Par Stéphane Lecompte 

Au nord de la Finlande, comme chez leurs voisins suédois, norvégiens et russes, vit depuis des siècles une population d’environ cent mille personnes : les Samis. Majoritairement de type caucasien, ils partagent des caractéristiques physiques proches de celles des Finlandais « de souche », notamment un patrimoine génétique similaire. Tout pourrait sembler harmonieux, si leur mode de vie et leurs traditions ne s’en distinguaient pas profondément.

Installés depuis près de 10 000 ans aux portes de l’Arctique, probablement originaires de l’Oural, les Samis — souvent et improprement appelés Lapons — furent d’abord pêcheurs et chasseurs, puis éleveurs de rennes sauvages, avant d’adopter, entre les IXe et XVIIe siècles, l’élevage transhumant de rennes semi-domestiqués. Ce changement s’est opéré sous l’effet d’intrusions extérieures sur leurs terres. Situation paradoxale, car les Samis n’envisagent pas la notion de frontière comme nous la concevons. Pour eux, un lieu n’a de sens qu’à travers l’activité ou le souvenir qui lui est associé. C’est pourquoi chaque élément naturel possède son propre chant, appelé joik, qui permet de l’identifier et de l’invoquer spirituellement.

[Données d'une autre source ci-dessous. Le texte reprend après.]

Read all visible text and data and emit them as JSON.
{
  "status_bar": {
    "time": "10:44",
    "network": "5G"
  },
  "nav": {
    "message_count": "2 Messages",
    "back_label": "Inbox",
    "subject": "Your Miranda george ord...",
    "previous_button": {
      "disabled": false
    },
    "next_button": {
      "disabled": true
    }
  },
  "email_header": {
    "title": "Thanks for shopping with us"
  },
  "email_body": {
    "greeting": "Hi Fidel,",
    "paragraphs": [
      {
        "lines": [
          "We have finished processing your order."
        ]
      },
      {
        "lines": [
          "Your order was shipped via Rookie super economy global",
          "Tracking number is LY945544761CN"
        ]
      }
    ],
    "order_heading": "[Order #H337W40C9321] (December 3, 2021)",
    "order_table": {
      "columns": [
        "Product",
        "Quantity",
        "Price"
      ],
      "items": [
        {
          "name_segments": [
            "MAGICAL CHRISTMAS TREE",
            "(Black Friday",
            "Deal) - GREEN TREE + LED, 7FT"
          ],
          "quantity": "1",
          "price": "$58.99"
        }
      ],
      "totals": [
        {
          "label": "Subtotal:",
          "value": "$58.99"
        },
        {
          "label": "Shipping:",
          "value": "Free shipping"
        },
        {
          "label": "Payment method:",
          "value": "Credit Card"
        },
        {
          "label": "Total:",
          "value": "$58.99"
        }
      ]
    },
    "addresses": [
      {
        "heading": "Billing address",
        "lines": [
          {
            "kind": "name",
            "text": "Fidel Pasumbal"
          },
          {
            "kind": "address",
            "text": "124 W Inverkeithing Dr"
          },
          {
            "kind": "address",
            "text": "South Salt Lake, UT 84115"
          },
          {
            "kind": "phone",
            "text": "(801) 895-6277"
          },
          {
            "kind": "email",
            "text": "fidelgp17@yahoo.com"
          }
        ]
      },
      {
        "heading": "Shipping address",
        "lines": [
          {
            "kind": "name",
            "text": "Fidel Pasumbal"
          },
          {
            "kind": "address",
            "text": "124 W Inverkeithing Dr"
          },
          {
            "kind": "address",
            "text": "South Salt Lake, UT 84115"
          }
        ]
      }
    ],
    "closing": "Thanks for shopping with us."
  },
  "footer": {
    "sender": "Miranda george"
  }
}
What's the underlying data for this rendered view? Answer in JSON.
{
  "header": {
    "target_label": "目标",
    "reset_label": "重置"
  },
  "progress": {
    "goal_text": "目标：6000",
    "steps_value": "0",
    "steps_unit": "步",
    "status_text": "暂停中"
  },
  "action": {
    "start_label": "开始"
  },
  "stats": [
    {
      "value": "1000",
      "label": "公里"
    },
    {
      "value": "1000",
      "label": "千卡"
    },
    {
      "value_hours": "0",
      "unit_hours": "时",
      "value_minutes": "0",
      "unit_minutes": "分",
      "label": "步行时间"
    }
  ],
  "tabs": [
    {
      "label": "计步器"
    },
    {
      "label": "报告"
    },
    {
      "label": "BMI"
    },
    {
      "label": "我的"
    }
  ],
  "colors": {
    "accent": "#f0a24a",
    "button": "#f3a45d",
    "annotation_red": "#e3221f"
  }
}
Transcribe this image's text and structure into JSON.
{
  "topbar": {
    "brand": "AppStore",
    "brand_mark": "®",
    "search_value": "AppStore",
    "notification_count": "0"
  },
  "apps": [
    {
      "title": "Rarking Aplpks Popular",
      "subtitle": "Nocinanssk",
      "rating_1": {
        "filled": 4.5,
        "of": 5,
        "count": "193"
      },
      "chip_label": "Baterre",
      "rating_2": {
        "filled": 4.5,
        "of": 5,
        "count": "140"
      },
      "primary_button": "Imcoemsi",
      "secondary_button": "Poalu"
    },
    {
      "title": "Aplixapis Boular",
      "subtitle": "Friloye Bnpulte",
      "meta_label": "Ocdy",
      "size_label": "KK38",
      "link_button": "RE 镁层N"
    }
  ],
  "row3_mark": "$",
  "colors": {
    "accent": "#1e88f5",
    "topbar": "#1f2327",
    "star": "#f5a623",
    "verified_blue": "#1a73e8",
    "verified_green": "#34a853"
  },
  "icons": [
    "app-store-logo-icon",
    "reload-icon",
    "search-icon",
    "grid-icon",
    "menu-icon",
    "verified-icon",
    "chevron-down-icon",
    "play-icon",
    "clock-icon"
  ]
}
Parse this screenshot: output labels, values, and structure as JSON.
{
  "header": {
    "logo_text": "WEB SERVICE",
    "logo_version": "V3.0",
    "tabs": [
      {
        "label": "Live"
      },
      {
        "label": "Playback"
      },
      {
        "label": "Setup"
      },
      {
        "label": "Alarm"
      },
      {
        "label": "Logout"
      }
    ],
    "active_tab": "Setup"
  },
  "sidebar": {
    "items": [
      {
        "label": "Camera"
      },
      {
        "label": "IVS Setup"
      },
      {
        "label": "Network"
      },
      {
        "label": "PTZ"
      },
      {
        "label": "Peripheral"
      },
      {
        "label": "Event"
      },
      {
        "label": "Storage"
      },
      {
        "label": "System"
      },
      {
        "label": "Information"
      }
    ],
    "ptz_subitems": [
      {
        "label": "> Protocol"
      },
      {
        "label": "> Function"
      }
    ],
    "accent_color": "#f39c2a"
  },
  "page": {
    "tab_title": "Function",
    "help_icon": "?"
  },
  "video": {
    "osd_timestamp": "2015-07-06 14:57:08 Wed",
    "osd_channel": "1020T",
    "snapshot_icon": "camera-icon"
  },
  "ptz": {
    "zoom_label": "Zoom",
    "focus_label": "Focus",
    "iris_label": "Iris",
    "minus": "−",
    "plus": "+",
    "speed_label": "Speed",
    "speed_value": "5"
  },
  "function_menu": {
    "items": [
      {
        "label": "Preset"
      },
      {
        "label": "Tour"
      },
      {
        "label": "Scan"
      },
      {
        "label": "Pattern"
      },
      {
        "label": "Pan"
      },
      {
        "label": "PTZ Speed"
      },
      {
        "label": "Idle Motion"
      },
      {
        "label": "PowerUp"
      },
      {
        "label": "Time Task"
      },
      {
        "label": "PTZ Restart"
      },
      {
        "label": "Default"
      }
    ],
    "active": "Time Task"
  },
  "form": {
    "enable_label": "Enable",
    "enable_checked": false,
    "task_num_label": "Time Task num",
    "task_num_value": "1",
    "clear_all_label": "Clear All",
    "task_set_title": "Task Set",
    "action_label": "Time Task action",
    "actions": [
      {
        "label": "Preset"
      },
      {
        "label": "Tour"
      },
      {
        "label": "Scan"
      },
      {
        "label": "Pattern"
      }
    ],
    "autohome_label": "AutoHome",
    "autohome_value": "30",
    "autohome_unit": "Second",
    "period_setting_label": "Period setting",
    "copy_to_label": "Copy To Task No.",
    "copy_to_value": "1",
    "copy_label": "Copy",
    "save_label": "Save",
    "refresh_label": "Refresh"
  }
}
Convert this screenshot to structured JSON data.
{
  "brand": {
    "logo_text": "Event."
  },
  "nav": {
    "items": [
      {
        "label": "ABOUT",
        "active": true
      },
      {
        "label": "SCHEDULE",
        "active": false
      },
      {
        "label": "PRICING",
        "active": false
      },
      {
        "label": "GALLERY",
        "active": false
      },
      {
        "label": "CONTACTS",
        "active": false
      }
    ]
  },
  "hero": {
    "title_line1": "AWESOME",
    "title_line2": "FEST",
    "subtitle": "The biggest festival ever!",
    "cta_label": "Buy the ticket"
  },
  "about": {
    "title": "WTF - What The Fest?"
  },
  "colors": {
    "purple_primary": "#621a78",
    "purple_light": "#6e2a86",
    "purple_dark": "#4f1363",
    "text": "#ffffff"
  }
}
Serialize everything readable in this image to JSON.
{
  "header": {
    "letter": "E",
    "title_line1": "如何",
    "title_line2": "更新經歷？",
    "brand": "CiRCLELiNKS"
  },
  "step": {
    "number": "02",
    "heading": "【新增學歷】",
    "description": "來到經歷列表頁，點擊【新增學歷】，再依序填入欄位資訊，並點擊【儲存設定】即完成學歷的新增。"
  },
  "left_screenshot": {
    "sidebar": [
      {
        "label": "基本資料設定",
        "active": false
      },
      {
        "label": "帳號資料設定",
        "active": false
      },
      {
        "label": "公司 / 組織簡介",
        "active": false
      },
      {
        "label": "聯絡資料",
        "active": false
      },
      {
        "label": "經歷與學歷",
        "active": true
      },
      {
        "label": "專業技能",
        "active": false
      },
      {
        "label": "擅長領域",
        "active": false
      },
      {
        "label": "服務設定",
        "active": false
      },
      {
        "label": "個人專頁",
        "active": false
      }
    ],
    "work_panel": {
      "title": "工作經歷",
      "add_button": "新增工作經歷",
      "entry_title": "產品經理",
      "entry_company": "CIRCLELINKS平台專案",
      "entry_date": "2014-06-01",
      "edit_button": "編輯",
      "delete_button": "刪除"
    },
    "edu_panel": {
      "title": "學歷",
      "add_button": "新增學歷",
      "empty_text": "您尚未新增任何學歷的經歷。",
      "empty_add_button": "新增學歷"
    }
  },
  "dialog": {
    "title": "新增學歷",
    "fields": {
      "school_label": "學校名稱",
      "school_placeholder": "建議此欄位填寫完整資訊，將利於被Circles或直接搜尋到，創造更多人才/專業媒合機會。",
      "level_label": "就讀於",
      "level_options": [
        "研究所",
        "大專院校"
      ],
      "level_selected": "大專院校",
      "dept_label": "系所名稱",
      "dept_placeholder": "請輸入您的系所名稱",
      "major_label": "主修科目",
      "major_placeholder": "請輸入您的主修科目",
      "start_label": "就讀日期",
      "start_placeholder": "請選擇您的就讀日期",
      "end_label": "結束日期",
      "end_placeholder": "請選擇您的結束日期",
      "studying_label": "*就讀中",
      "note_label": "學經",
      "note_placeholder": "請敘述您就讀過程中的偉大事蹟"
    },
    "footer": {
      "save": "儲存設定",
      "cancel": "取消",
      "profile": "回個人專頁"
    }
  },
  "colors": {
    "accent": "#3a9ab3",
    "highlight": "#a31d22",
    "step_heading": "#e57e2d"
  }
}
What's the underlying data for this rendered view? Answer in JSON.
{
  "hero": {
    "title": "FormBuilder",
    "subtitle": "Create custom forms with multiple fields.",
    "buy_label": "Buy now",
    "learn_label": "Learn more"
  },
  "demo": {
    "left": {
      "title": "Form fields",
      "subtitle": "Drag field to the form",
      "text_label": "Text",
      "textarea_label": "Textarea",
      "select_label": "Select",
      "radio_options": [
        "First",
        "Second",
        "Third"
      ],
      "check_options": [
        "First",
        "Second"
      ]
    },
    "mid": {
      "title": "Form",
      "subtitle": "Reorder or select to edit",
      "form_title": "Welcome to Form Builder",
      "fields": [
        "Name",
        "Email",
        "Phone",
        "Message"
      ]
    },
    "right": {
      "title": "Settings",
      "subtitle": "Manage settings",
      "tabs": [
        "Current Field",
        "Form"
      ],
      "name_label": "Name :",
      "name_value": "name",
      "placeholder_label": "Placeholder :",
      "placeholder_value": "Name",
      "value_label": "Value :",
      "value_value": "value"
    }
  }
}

Anciens partenaires commerciaux et politiques des Vikings, les Samis ont connu de nombreuses occupations. En 1542, le roi suédois Gustave Ier Vasa — qui a donné son nom à la célèbre course de ski de fond Vasaloppet — rattache à sa couronne les terres du nord de la Suède, les considérant comme inhabitées. Un siècle plus tard, le début de l’exploitation minière en Laponie suédoise contraint des Samis à travailler dans des conditions si difficiles qu’une partie d’entre eux choisit l’exil en Norvège. Progressivement évangélisés, ils n’échappent pas pour autant aux persécutions : à partir de 1621, plus de 150 Samis sont exécutés pour sorcellerie. Un mémorial en leur hommage ne sera inauguré qu’en 2011.

Jusqu’à la reconnaissance officielle de leur identité ancestrale par la Norvège, la Suède et la Finlande, lors d’une ratification signée en 1989, les Samis ont subi d’autres mesures contraignantes : interdiction pour les éleveurs de rennes de posséder des terres et même de consommer de l’eau, interdiction faite à leurs troupeaux de franchir la frontière entre la Norvège et la Suède, assimilation automatique de tout Sami rétribué au statut d’éleveur de rennes sur des bases généalogiques, entre autres.

Ces dernières décennies, l’identité sami connaît un renouveau. Des parlements ont été instaurés dans les trois pays concernés entre 1989 et 1996. Les revendications samies sont désormais officiellement prises en compte par les instances nationales. Parmi les exemples marquants figure le rapatriement d’objets et de restes humains, dont les crânes de deux responsables décapités après un soulèvement sami en 1852, officiellement réinhumés en 1997. Symbole de cette reconnaissance, un musée expose les vestiges de cette civilisation, seul peuple autochtone reconnu par l’Union européenne. Situé à Inari, dans l’extrême nord de la Finlande, il a ouvert en 1963 et attire des visiteurs du monde entier désireux de mieux comprendre leurs relations animistes et les beautés du cercle arctique.

Le peuple sami, bien qu’il n’ait pas encore obtenu toute la reconnaissance qui lui est due, demeure un exemple pour d’autres ethnies souvent confrontées à des civilisations plus puissantes aux intentions exploitatrices. Récemment, la tribu amérindienne Yurok a pu récupérer une partie de ses terres ancestrales, en Californie. Un petit pas pour l’homme, un grand pas pour l’humanité.